For the good of the country? If the author, Jonathan Valania, chief editor of the blog, Phawker.com, really cared about the “good of the country” he would stop blogging. What is it with these “chief editors,” anyway? At any rate, here’s why Valania thinks white people shouldn’t vote, in his own words, ‘cuz I’m not that good:
As a lifelong Caucasian, I am beginning to think the time has finally come to take the right to vote away from white people, at least until we come to our senses. Seriously, I just don’t think we can be trusted to exercise it responsibly anymore.
I give you Exhibit A: The last eight years.
In 2000, Bush-Cheney stole the election, got us attacked, and then got us into two no-exit wars. Four years later, white people reelected them. Is not the repetition of the same behavior over and over again with the expectation of a different outcome the very definition of insanity? (It is, I looked it up.)
Exhibit B is any given Sarah Palin rally.
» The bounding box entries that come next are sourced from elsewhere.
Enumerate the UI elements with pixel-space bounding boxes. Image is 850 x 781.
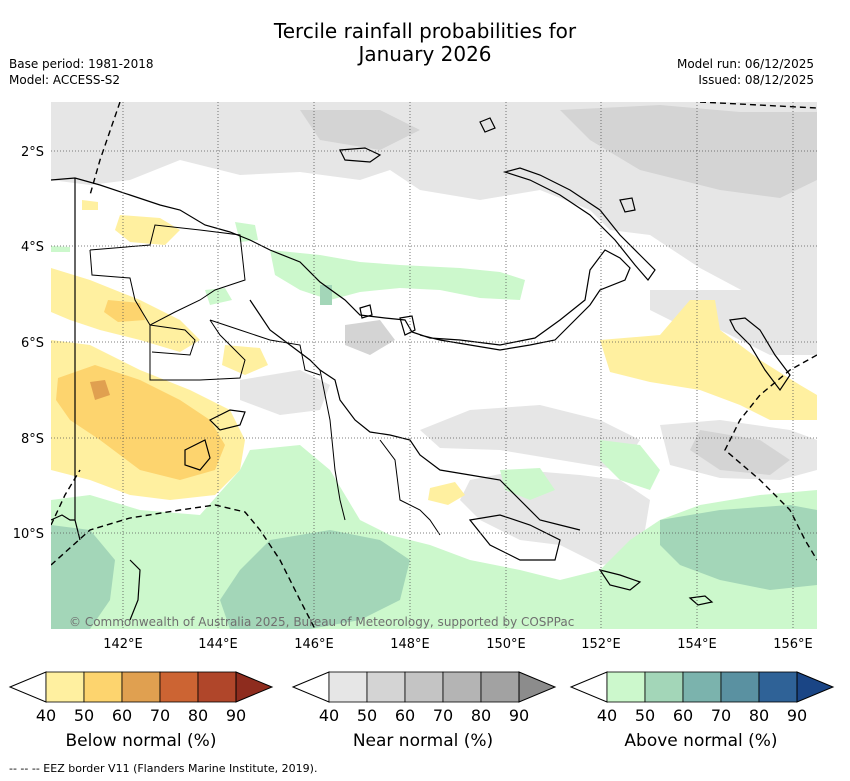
colorbar-segment [758,671,798,703]
lon-label: 150°E [486,637,526,652]
lat-label: 4°S [21,240,44,255]
eez-borders [51,102,817,629]
model-name: Model: ACCESS-S2 [9,73,121,87]
below-normal-label: Below normal (%) [65,731,217,751]
colorbar-segment [644,671,684,703]
colorbar-tick-label: 80 [188,706,208,725]
title-line-2: January 2026 [358,42,492,66]
colorbar-low-extension [291,671,330,703]
colorbar-tick-label: 60 [673,706,693,725]
colorbar-tick-label: 70 [711,706,731,725]
lat-label: 10°S [13,527,44,542]
colorbar-tick-label: 50 [74,706,94,725]
issued-date: Issued: 08/12/2025 [698,73,814,87]
colorbar-tick-label: 60 [112,706,132,725]
lon-label: 154°E [677,637,717,652]
colorbar-tick-label: 90 [226,706,246,725]
near-normal-dark [300,105,817,475]
lon-label: 148°E [390,637,430,652]
colorbar-tick-label: 40 [319,706,339,725]
map-area: © Commonwealth of Australia 2025, Bureau… [51,102,817,629]
colorbar-legends: 40 50 60 70 80 90 40 50 60 70 80 90 40 50 60 70 80 90 [8,671,835,725]
colorbar-low-extension [569,671,608,703]
colorbar-high-extension [518,671,557,703]
colorbar-segment [442,671,482,703]
colorbar-tick-label: 80 [749,706,769,725]
map-title: Tercile rainfall probabilities for Janua… [0,20,850,66]
lat-label: 8°S [21,432,44,447]
colorbar-tick-label: 90 [787,706,807,725]
colorbar-segment [45,671,85,703]
lon-label: 156°E [773,637,813,652]
graticule [51,102,817,629]
colorbar-tick-label: 40 [597,706,617,725]
copyright-notice: © Commonwealth of Australia 2025, Bureau… [69,615,574,629]
title-line-1: Tercile rainfall probabilities for [273,19,577,43]
meta-right: Model run: 06/12/2025 Issued: 08/12/2025 [677,56,814,88]
colorbar-segment [606,671,646,703]
colorbar-segment [404,671,444,703]
colorbar-segment [121,671,161,703]
colorbar-tick-label: 70 [150,706,170,725]
coastlines [51,117,791,621]
meta-left: Base period: 1981-2018 Model: ACCESS-S2 [9,56,154,88]
lon-label: 142°E [103,637,143,652]
colorbar-segment [197,671,237,703]
colorbar-segment [83,671,123,703]
colorbar-tick-label: 60 [395,706,415,725]
above-normal-label: Above normal (%) [624,731,778,751]
colorbar-segment [682,671,722,703]
colorbar-tick-label: 90 [509,706,529,725]
colorbar-low-extension [8,671,47,703]
eez-footnote: -- -- -- EEZ border V11 (Flanders Marine… [9,762,318,775]
lon-label: 146°E [294,637,334,652]
below-normal-regions [51,200,817,505]
lat-label: 2°S [21,145,44,160]
colorbar-high-extension [235,671,274,703]
lon-label: 152°E [581,637,621,652]
lat-label: 6°S [21,336,44,351]
above-normal-regions [51,222,817,629]
colorbar-tick-label: 50 [635,706,655,725]
base-period: Base period: 1981-2018 [9,57,154,71]
colorbar-segment [720,671,760,703]
colorbar-high-extension [796,671,835,703]
colorbar-segment [328,671,368,703]
colorbar-tick-label: 70 [433,706,453,725]
colorbar-segment [366,671,406,703]
colorbar-segment [159,671,199,703]
near-normal-label: Near normal (%) [352,731,494,751]
colorbar-tick-label: 40 [36,706,56,725]
colorbar-tick-label: 80 [471,706,491,725]
lon-label: 144°E [198,637,238,652]
model-run: Model run: 06/12/2025 [676,57,814,71]
colorbar-tick-label: 50 [357,706,377,725]
colorbar-segment [480,671,520,703]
Exhibit C would be Ed Rendell and John Murtha, who in separate moments of on-the-record candor they would come to regret, pointing out that there are plenty of people in Pennsylvania who just cannot bring themselves to pull the lever for a black man – no matter what they tell pollsters.
These people are ruining things for the rest of us white people who are ready to move on. Sure, they have their reasons, chimerical though they may be: He’s a Muslim. He’s a terrorist. He’s a Muslim terrorist. He’s going to fire all the white people and give their jobs to blacks.
But those are just the little white lies these people allow themselves to be told, a self-induced cognitive dissonance that lets them avoid saying the unsayable: I cannot pull the lever for a black man.
Uh, Jonny, white people should be scared, even though, “black” and “Muslim” have nothing to do with it. “Inexperienced” and “liar” are much more compelling, fear-inducing reasons to oppose Barack Obama. And before you “move on” to the “she must be racist” rigmarole, for your information, I’m a life-long African American. Maybe if you did “move on,” you might get to the place where you lost your freaking mind and pick it up and use it, if it’s not too damaged.
Between Truth First, tuxedo wearing assassins and vice-presidential candidates making the case of why you shouldn’t vote for his running-mate, it’s hard to tell where reality ends and the joking starts.